Frente a ellos se abría una pequeña cala con una playa de arena y a continuación, sobre unas rocas se elevaba la iglesia. Aquel era un excelente fondeadero natural en el que desembocaba un riachuelo. Las casas se apiñaban entre la iglesia y la fortaleza, encaramándose su mayoría por la colina de esta. Los montes se elevaban rápidamente y lo hacían en multitud de terrazas construidas con paredes de roca seca donde crecían vides, olivos y algún almendro. El riachuelo bajaba encajado entre montañas, solo permitía unos pocos huertos y el resto se tuvo que construir en las laderas de los montes a costa de increíble esfuerzo, ingenio y equilibrio. El lugar era de una belleza impresionante, pero Joan apenas la percibía. Tan pronto la barca arribó a la playa, saltó al agua ante la expectación de los que estaban en la orilla, asombrados ante tanta prisa.

—¿Hay aquí alguna esclava blanca? —le preguntó a un par ancianos, con el aliento agitado.

Los viejos se miraron uno a otro antes de contestar y después pasó un tiempo infinito hasta que uno de ellos negó con la cabeza.

—¿Una esclava? —dijo el otro—. No. No tenemos esclavos aquí.

Era la respuesta esperada, pero Joan quiso saber más:

—¿Y hace unos años? ¿Hubo entonces alguna esclava? Busco a una joven llamada María, ahora tendrá veinticinco años. Pero cuando la esclavizaron tenía catorce. Y también a otra llamada Elisenda, tiene veintitrés.

Los hombres, de caras curtidas por el sol y cruzadas de arrugas, le miraban inexpresivos.
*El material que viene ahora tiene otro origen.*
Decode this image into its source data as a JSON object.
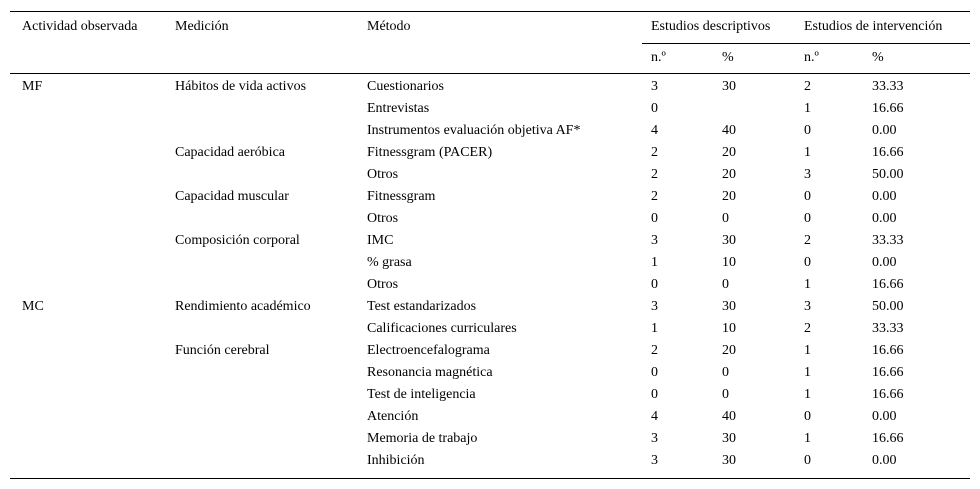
{
  "table": {
    "header": {
      "columns": [
        "Actividad observada",
        "Medición",
        "Método"
      ],
      "groups": [
        "Estudios descriptivos",
        "Estudios de intervención"
      ],
      "sub": [
        "n.º",
        "%",
        "n.º",
        "%"
      ]
    },
    "rows": [
      [
        "MF",
        "Hábitos de vida activos",
        "Cuestionarios",
        "3",
        "30",
        "2",
        "33.33"
      ],
      [
        null,
        null,
        "Entrevistas",
        "0",
        null,
        "1",
        "16.66"
      ],
      [
        null,
        null,
        "Instrumentos evaluación objetiva AF*",
        "4",
        "40",
        "0",
        "0.00"
      ],
      [
        null,
        "Capacidad aeróbica",
        "Fitnessgram (PACER)",
        "2",
        "20",
        "1",
        "16.66"
      ],
      [
        null,
        null,
        "Otros",
        "2",
        "20",
        "3",
        "50.00"
      ],
      [
        null,
        "Capacidad muscular",
        "Fitnessgram",
        "2",
        "20",
        "0",
        "0.00"
      ],
      [
        null,
        null,
        "Otros",
        "0",
        "0",
        "0",
        "0.00"
      ],
      [
        null,
        "Composición corporal",
        "IMC",
        "3",
        "30",
        "2",
        "33.33"
      ],
      [
        null,
        null,
        "% grasa",
        "1",
        "10",
        "0",
        "0.00"
      ],
      [
        null,
        null,
        "Otros",
        "0",
        "0",
        "1",
        "16.66"
      ],
      [
        "MC",
        "Rendimiento académico",
        "Test estandarizados",
        "3",
        "30",
        "3",
        "50.00"
      ],
      [
        null,
        null,
        "Calificaciones curriculares",
        "1",
        "10",
        "2",
        "33.33"
      ],
      [
        null,
        "Función cerebral",
        "Electroencefalograma",
        "2",
        "20",
        "1",
        "16.66"
      ],
      [
        null,
        null,
        "Resonancia magnética",
        "0",
        "0",
        "1",
        "16.66"
      ],
      [
        null,
        null,
        "Test de inteligencia",
        "0",
        "0",
        "1",
        "16.66"
      ],
      [
        null,
        null,
        "Atención",
        "4",
        "40",
        "0",
        "0.00"
      ],
      [
        null,
        null,
        "Memoria de trabajo",
        "3",
        "30",
        "1",
        "16.66"
      ],
      [
        null,
        null,
        "Inhibición",
        "3",
        "30",
        "0",
        "0.00"
      ]
    ]
  }
}
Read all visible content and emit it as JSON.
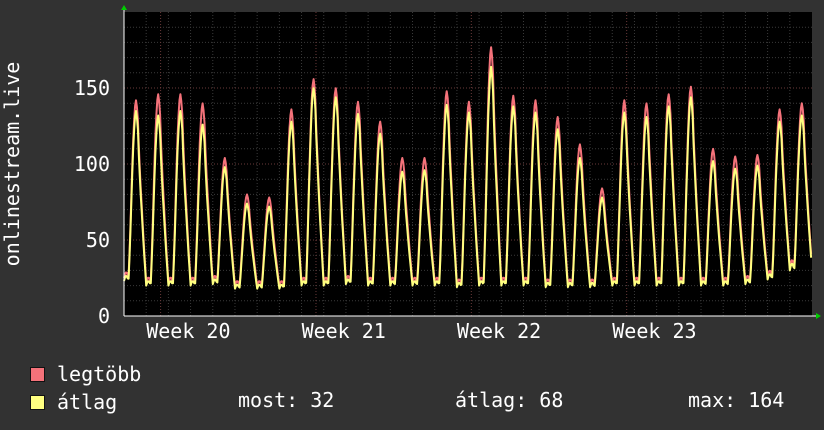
{
  "chart_data": {
    "type": "line",
    "ylabel": "onlinestream.live",
    "xlabel": "",
    "ylim": [
      0,
      200
    ],
    "yticks": [
      0,
      50,
      100,
      150
    ],
    "x_ticks": [
      "Week 20",
      "Week 21",
      "Week 22",
      "Week 23"
    ],
    "grid": true,
    "legend_position": "bottom-left",
    "series": [
      {
        "name": "legtöbb",
        "color": "#f4727a",
        "daily_peaks": [
          142,
          146,
          146,
          140,
          104,
          80,
          78,
          136,
          156,
          150,
          141,
          128,
          104,
          104,
          148,
          141,
          177,
          145,
          142,
          131,
          113,
          84,
          142,
          140,
          146,
          151,
          110,
          105,
          106,
          136,
          140
        ],
        "daily_lows": [
          25,
          22,
          22,
          22,
          23,
          20,
          20,
          20,
          22,
          22,
          23,
          22,
          22,
          22,
          22,
          21,
          22,
          22,
          22,
          21,
          21,
          21,
          22,
          22,
          22,
          22,
          22,
          22,
          23,
          26,
          32
        ]
      },
      {
        "name": "átlag",
        "color": "#ffff80",
        "daily_peaks": [
          135,
          132,
          135,
          126,
          98,
          74,
          72,
          128,
          150,
          144,
          133,
          120,
          95,
          96,
          139,
          134,
          164,
          138,
          134,
          123,
          104,
          78,
          134,
          131,
          138,
          144,
          102,
          97,
          99,
          128,
          132
        ],
        "daily_lows": [
          23,
          20,
          20,
          20,
          21,
          18,
          18,
          18,
          20,
          20,
          21,
          20,
          20,
          20,
          20,
          19,
          20,
          20,
          20,
          19,
          19,
          19,
          20,
          20,
          20,
          20,
          20,
          20,
          21,
          24,
          30
        ]
      }
    ]
  },
  "legend": {
    "max_label": "legtöbb",
    "avg_label": "átlag",
    "max_color": "#f4727a",
    "avg_color": "#ffff80",
    "stat_now": "most: 32",
    "stat_avg": "átlag: 68",
    "stat_max": "max: 164"
  }
}
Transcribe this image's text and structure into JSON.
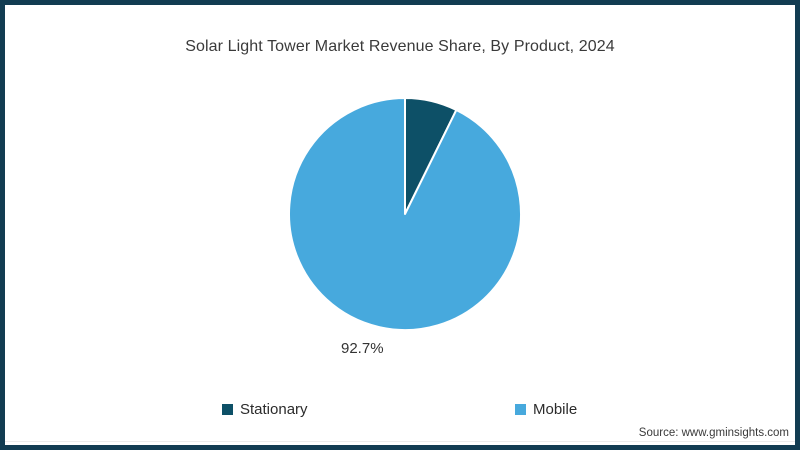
{
  "frame": {
    "border_color": "#123c52",
    "background": "#ffffff"
  },
  "source_note": "Source: www.gminsights.com",
  "chart_data": {
    "type": "pie",
    "title": "Solar Light Tower Market Revenue Share, By Product, 2024",
    "start_angle": "12 o'clock, clockwise",
    "legend_position": "bottom",
    "slice_divider_color": "#ffffff",
    "slices": [
      {
        "label": "Stationary",
        "value": 7.3,
        "pct_label": "",
        "color": "#0d5067"
      },
      {
        "label": "Mobile",
        "value": 92.7,
        "pct_label": "92.7%",
        "color": "#47a9dd"
      }
    ]
  }
}
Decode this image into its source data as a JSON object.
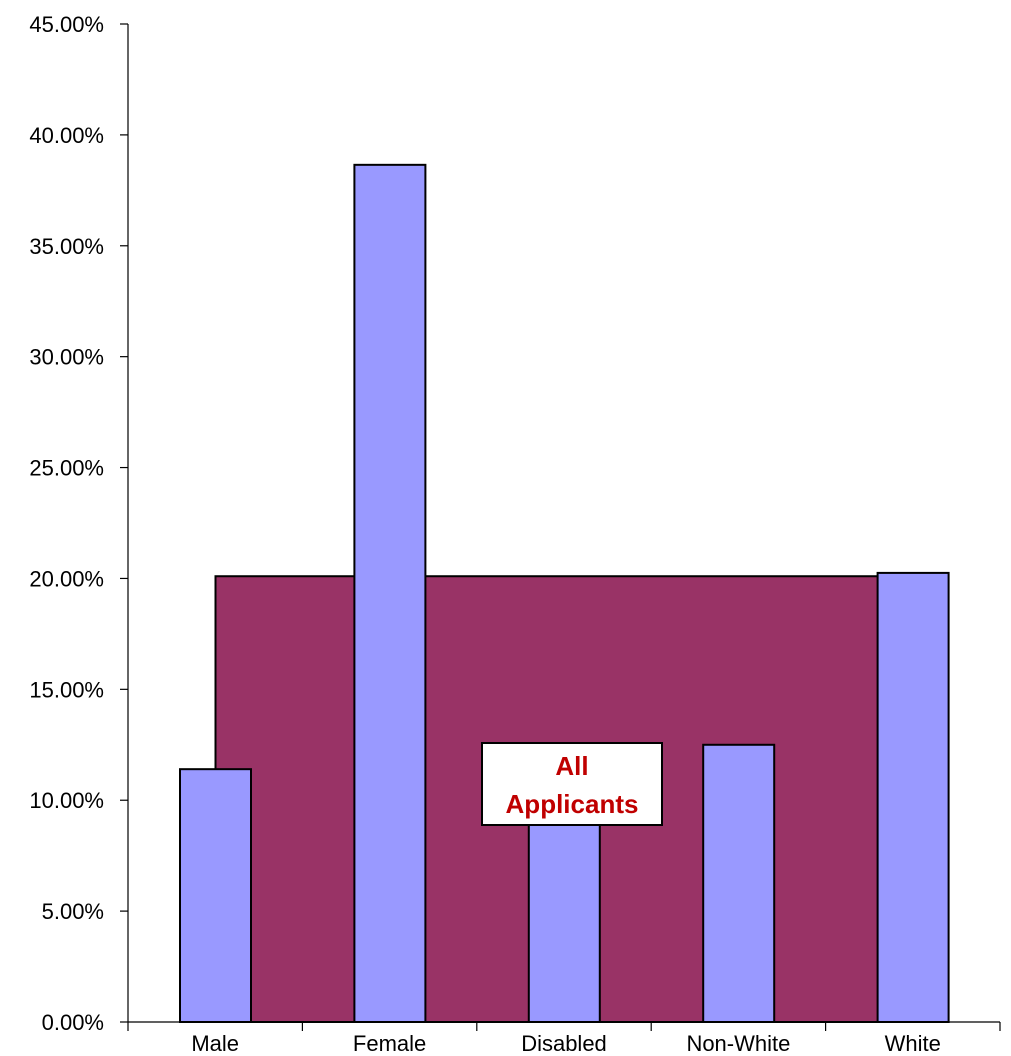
{
  "chart_data": {
    "type": "bar",
    "categories": [
      "Male",
      "Female",
      "Disabled",
      "Non-White",
      "White"
    ],
    "series": [
      {
        "values": [
          11.4,
          38.65,
          12.5,
          12.5,
          20.25
        ],
        "color": "#9999ff"
      }
    ],
    "reference_area": {
      "label_lines": [
        "All",
        "Applicants"
      ],
      "value": 20.1,
      "color": "#993366",
      "label_color": "#c00000"
    },
    "y_ticks": [
      "0.00%",
      "5.00%",
      "10.00%",
      "15.00%",
      "20.00%",
      "25.00%",
      "30.00%",
      "35.00%",
      "40.00%",
      "45.00%"
    ],
    "ylim": [
      0,
      45
    ],
    "title": "",
    "xlabel": "",
    "ylabel": "",
    "grid": false,
    "legend": "none"
  }
}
Al rato uno de ellos movió la cabeza en negación.

—No.

Entonces el que no había hablado miró a su colega y le dijo:

—Oye, ¿y esa mujer que vive con la viuda Elisabetta?

—¿Qué?

—Que es extranjera.

—Sí, pero no es esclava y estará por cumplir los cuarenta y cinco.

—Pero lo era cuando llegó aquí.

—¿Cómo se llama? —quiso saber Joan.

—No recuerdo, un nombre raro —murmuró el que habló primero encogiéndose de hombros.

—Eulalia —dijo una muchacha que cosía unas redes a cierta distancia y escuchaba la conversación.

—¿¡Eulalia!? —exclamó Joan, sorprendido. Sintió que su corazón brincaba esperanzado. Quizá su madre aún estuviera viva.

La muchacha afirmó con la cabeza.

—¡Yo busco a una Eulalia! —afirmó Joan con el alma en vilo—. ¿Dónde vive?

La chica le indicó cómo llegar a la casa y Joan, conteniendo la emoción, seguido de Niccolò, de Bernardo, de su hijo, de los viejos, de la muchacha y de los que salían de sus hogares alertados por el barullo, se dirigió a la vivienda. Antes de llegar, una mujer, avisada por unos niños que se adelantaron, salió al portal secándose las manos con un delantal. Los miraba con grandes ojos y Joan pensó que tendría la misma edad que su madre, pero no era ella.

—¿Qué queréis? —le interrogó.

—Quiero ver a Eulalia.

—¿Por qué?

—Soy su hijo. —No tenía ninguna seguridad, pero decidió fingirla.

La mujer se le quedó mirando con la boca abierta, después elevó las manos al cielo y las bajó con una palmada.

—¡El hijo de Eulalia! —gritó—. ¡Gracias, Dios mío!

Como si hubiera dado una señal, un murmullo se elevó del grupo de curiosos y todos empezaron a parlotear a la vez. La mujer abrazó a Joan, asombrado ante tanta efusividad.